Postmortem of “Returning to CloudPOS” EFTPOS issue of October 26

On the 26th of October 2017, we experienced a widespread bug that resulted in PC-EFTPOS integrated EFTPOS not working upon the second transaction attempted per page load.

The incident was caused due to faulty code introduced to our production server while implementing a new feature. We believe this affected approximately one-quarter of our customers.

We apologies to all of our customers that were affected and this article explains why the issue occurred and what we are doing to prevent this from happening in the future.

The Feature

When you use our EFTPOS integration, we load the integration page in what is known as a “frame”, this is essentially another webpage loaded inside the current webpage. We then send and receive data from that page to process the EFTPOS transaction.

Upon finalising the sale and selecting EFTPOS as the payment method, we then reload and display the frame. This works well for the most part as the frame is cached so it can work offline, however when you have an internet connection that is slow or drops in and out you may notice a white flash for a couple of seconds when the page loads which results in slower transaction time.

Our solution to this problem is to prevent the page load from occurring after the first load, which leads to our problem.

The Problem

For this change to work, we had to rewrite the way we handle integrations and had to modify how the integration communicated with the POS. We tested with both an existing install and a new install and after determining that the changes worked as we expected we put the code into production.

However, the code didn’t work as expected due to how we cache data in the register for when you go offline.

Upon visiting the register for the first time, we complete a “full synchronisation” of your data and we also cache a large amount of code that allows the register to operate when offline. Upon future requests (page loads) we then serve the code from the cache and we update the code in the background (which means that the following request then uses the latest code). We use this method as it results in swapping back to the register quickly from any page and being able to work instantaneously when offline rather than having to wait for a request to fail before swapping to the cached code.

So, you may have spotted the issue already. We refresh the cache when you visit the page, that means that the register code would be updated before the EFTPOS integration code if you did not complete an EFTPOS transaction when the page first loaded (the code would be using different versions). This resulted in the issue of “Returning to CloudPOS” as the EFTPOS integration was waiting for the page the reload.

The Solution

Upon learning of the problem, we instantly rolled back the code, which prevented the problem from occurring on additional customers, however this didn’t fix the problem for people currently experiencing the issue (for the same reason as above). We then made additional code changes and uploaded a fix (at the point of writing we have not yet fully implemented the original feature as it is undergoing rigorous testing in all environments that we can find) which attempted to force the browser to update the entire cache. We then also published a way to manually update the cache on this blog.

Publication

We first shared the post on the blog, however to reach the most amount of clients we posted the fix on our Facebook page and we also made use of the “Team Message” to display the fix to all clients.

Future Prevention

In order to prevent this from occurring in the future we are implementing version splitting across Vendors (which was the plan from the start once we reached enough clients for this to become viable).

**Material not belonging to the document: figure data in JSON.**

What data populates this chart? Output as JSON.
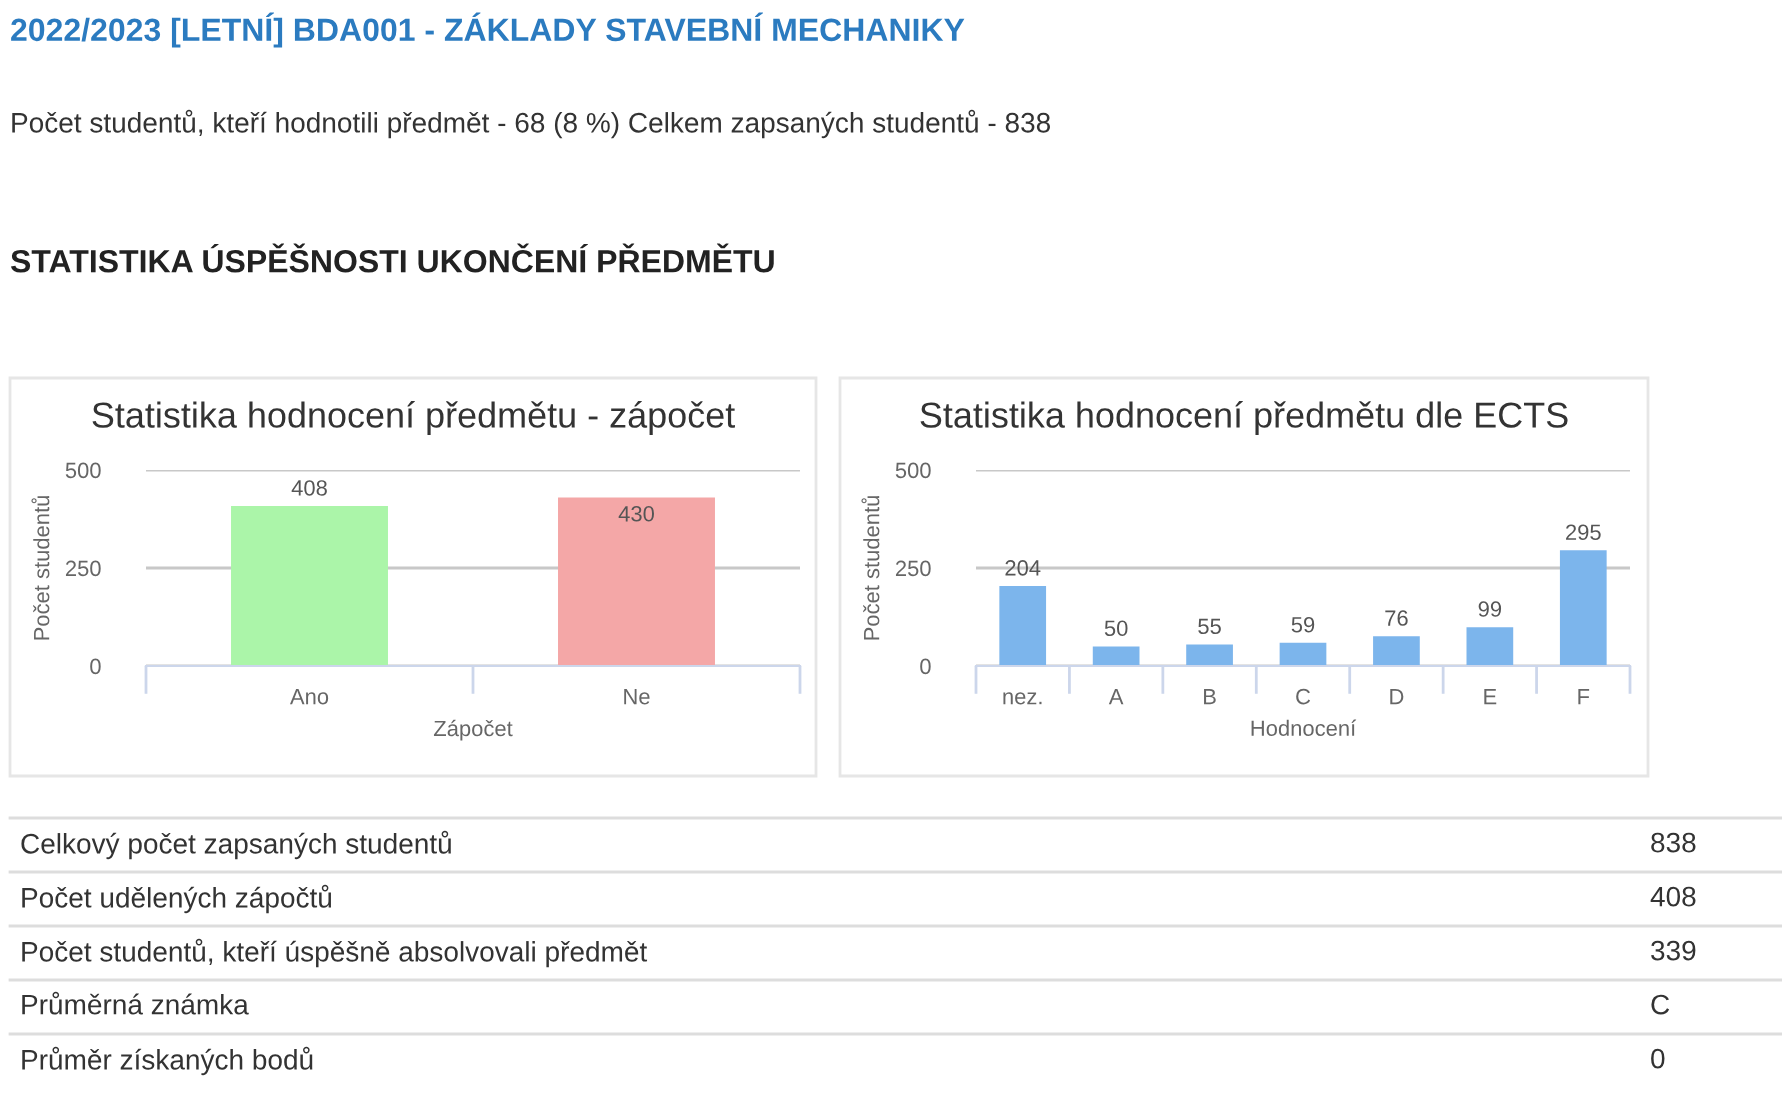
{
  "chart_data": [
    {
      "type": "other",
      "title": "2022/2023 [LETNÍ] BDA001 - ZÁKLADY STAVEBNÍ MECHANIKY",
      "subtitle": "Počet studentů, kteří hodnotili předmět - 68 (8 %) Celkem zapsaných studentů - 838",
      "annotations": [
        "STATISTIKA ÚSPĚŠNOSTI UKONČENÍ PŘEDMĚTU"
      ]
    },
    {
      "type": "bar",
      "title": "Statistika hodnocení předmětu - zápočet",
      "xlabel": "Zápočet",
      "ylabel": "Počet studentů",
      "categories": [
        "Ano",
        "Ne"
      ],
      "values": [
        408,
        430
      ],
      "colors": [
        "#abf5a9",
        "#f4a7a7"
      ],
      "ylim": [
        0,
        500
      ],
      "yticks": [
        0,
        250,
        500
      ],
      "grid": "y",
      "data_labels": true
    },
    {
      "type": "bar",
      "title": "Statistika hodnocení předmětu dle ECTS",
      "xlabel": "Hodnocení",
      "ylabel": "Počet studentů",
      "categories": [
        "nez.",
        "A",
        "B",
        "C",
        "D",
        "E",
        "F"
      ],
      "values": [
        204,
        50,
        55,
        59,
        76,
        99,
        295
      ],
      "color": "#7cb5ec",
      "ylim": [
        0,
        500
      ],
      "yticks": [
        0,
        250,
        500
      ],
      "grid": "y",
      "data_labels": true
    },
    {
      "type": "other",
      "categories": [
        "Celkový počet zapsaných studentů",
        "Počet udělených zápočtů",
        "Počet studentů, kteří úspěšně absolvovali předmět",
        "Průměrná známka",
        "Průměr získaných bodů"
      ],
      "value_labels": [
        "838",
        "408",
        "339",
        "C",
        "0"
      ]
    }
  ]
}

This will mean that certain clients will run on the “latest” code, other clients will run on “beta” code and all other clients will run on “stable” code. New code will then have to pass through from “latest” to “beta” before making its way to “stable”. While this will mean slower roll-out of new features, it will result in errors being picked up earlier.

We are also implementing automatic tests for our EFTPOS integration, we already have a large amount of tests that are constantly increasing for other areas of the POS, however we had not yet implemented tests for our EFTPOS integrations due to the additional requirement of EFTPOS hardware.

Conclusion

Once again, we sincerely apologies for any inconvenience this has caused and we are hard at work to prevent issues like this from happening in the future.